Roasted Potato & Beet Salad

The items in this recipe come from my Community Supported Agriculture package. Everything is organic and we receive whatever is growing.
One box new potatoes (About 15 small potatoes)
One pkg. baby beets* (About 6 beets)
One pkg. snap peas
½ c. chopped garlic scapes**
olive oil (one Tbl. for cookie sheet & up to 1/4 c for veggies)
salt & pepper to taste
Dill, parsley, or other herbs of choice

1. Scrub potatoes and beets, removing stems and leaves of beets. (Stems & leaves be steamed or used in stock.)
2. Cut veggies into quarters and place in a large pot with a steam basket and steam for about 10 minutes. (Try to keep potatoes & beets separate in case beets bleed.)
3. While veggies are steaming, preheat oven to 350-400 degrees F.
4. During the 10 minutes of steaming, oil a large cookie sheet with olive oil. Chop scapes finely and remove stems from fresh dill or parsley.
5. After 10 minutes, remove potatoes and beets and toss with about ¼ cup olive oil. Sprinkle on salt & pepper to taste and place in oven for about 15-20 minutes, until veggies turn crisp around edges.
6. Optional Step: Place oven on broil and broil veggies for 2- 3 minutes, watching that they do not burn.
7. While veggies are in the oven, put cut garlic scapes in the water underneath the steam basket in the pot and the snap peas in the top and steam for 5 minutes. Remove scapes & peas; cut snap peas into halves or thirds.
8. Remove potatoes and beets from the oven, add garlic scapes, snap peas, and dill or parsley and toss. Can be served warm or chilled and served cold.

*I believe these were Chioggia Beets- (aka Candy Cane)- an Italian heirloom variety. Flesh has red/white concentric circles.

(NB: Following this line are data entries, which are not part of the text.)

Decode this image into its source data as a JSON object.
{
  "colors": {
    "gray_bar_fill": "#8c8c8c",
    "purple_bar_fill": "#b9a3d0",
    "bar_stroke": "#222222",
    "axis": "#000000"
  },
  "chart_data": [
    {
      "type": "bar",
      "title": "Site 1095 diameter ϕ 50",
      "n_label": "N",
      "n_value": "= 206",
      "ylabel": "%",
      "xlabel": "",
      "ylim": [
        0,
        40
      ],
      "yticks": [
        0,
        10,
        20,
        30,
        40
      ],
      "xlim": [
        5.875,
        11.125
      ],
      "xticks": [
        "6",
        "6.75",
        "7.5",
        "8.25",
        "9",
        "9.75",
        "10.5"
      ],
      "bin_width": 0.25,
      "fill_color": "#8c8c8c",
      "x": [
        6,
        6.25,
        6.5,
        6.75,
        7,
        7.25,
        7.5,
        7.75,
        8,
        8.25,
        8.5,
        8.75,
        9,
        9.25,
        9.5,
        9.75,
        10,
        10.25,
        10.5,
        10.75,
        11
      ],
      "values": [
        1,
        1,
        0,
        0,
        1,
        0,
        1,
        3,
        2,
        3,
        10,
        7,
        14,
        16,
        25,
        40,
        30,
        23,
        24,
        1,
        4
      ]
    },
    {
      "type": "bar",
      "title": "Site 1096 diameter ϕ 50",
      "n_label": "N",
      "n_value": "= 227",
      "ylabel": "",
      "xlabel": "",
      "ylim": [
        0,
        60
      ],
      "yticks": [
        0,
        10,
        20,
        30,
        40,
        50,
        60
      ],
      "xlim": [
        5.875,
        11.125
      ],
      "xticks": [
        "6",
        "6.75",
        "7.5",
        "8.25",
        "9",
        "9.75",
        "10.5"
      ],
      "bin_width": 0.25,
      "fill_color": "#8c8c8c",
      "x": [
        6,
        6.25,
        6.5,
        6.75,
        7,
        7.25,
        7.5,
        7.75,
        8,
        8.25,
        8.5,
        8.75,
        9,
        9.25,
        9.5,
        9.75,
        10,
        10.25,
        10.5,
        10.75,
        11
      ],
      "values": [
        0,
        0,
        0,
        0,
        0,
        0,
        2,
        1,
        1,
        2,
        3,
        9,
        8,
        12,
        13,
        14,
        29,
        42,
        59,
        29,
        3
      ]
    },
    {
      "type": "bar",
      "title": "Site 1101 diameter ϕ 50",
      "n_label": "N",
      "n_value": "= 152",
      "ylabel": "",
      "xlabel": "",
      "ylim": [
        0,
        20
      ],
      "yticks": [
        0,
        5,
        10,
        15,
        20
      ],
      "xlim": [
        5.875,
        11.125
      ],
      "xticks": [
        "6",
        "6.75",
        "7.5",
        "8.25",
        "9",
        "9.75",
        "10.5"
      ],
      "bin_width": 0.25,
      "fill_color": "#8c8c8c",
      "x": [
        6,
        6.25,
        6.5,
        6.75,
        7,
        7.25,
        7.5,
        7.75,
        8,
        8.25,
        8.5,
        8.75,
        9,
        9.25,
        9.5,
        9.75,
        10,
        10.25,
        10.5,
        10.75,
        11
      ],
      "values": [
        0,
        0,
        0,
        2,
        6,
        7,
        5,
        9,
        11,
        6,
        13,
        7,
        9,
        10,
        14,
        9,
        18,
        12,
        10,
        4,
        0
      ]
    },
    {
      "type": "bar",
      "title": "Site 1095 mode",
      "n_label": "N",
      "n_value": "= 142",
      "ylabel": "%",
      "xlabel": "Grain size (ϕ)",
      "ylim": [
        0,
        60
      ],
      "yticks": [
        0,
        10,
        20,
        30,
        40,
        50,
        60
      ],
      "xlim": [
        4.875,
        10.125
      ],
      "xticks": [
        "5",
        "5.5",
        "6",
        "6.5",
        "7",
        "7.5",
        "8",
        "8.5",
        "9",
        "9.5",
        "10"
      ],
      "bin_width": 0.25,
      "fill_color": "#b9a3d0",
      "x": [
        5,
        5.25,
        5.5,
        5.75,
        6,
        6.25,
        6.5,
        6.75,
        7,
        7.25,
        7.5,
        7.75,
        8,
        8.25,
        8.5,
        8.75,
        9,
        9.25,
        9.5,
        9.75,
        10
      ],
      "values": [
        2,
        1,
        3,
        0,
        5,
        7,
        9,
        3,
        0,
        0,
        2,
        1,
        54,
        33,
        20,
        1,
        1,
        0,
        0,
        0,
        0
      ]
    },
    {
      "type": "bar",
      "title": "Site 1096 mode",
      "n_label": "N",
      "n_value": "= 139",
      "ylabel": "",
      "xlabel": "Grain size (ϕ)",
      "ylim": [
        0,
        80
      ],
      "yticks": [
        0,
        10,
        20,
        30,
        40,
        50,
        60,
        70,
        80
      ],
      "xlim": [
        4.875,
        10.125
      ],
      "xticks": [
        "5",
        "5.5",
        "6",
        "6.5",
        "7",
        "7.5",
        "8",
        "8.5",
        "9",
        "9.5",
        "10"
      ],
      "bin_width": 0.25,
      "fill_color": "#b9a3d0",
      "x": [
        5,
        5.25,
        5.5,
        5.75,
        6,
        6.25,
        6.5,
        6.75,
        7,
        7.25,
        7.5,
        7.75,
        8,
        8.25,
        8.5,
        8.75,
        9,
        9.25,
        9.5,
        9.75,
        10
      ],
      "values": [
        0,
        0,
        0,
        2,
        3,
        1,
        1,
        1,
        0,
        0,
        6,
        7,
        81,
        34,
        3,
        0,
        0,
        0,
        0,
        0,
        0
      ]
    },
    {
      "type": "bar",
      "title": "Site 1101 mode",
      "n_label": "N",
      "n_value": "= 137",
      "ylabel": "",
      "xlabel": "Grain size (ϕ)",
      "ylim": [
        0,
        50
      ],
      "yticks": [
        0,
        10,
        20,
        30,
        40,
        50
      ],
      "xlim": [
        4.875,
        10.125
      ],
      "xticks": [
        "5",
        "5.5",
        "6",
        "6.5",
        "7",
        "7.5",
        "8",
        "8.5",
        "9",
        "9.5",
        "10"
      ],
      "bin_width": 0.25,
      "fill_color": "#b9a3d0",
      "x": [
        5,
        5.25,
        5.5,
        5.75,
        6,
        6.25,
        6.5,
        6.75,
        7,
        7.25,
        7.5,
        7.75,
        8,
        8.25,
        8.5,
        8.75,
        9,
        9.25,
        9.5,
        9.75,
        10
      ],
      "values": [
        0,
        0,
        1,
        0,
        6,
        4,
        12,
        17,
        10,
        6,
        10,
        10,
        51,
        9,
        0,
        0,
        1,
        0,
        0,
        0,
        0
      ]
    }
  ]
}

**From an online Washington Post article: “Garlic and its relatives in the allium family, (leeks, chives, onions) grow underground, where the bulb begins its journey, soft and onion-like. As the bulb gets harder (and more like the garlic we know), a shoot pokes its way through the ground. Chlorophyll- green like a scallion (maybe even greener), the shoot is long and thin and pliable enough to curl into gorgeous tendrils. This stage of growth is the garlic scape. If left unattended, the scape will harden and transform from green to the familiar opaque white/beige color of garlic peel. Keeping the shoot attached will also curtail further growth of the bulb. So, in an effort to allow the garlic to keep growing, the farmer is getting a two-fer with this edible delectable that cooks are just beginning to discover.”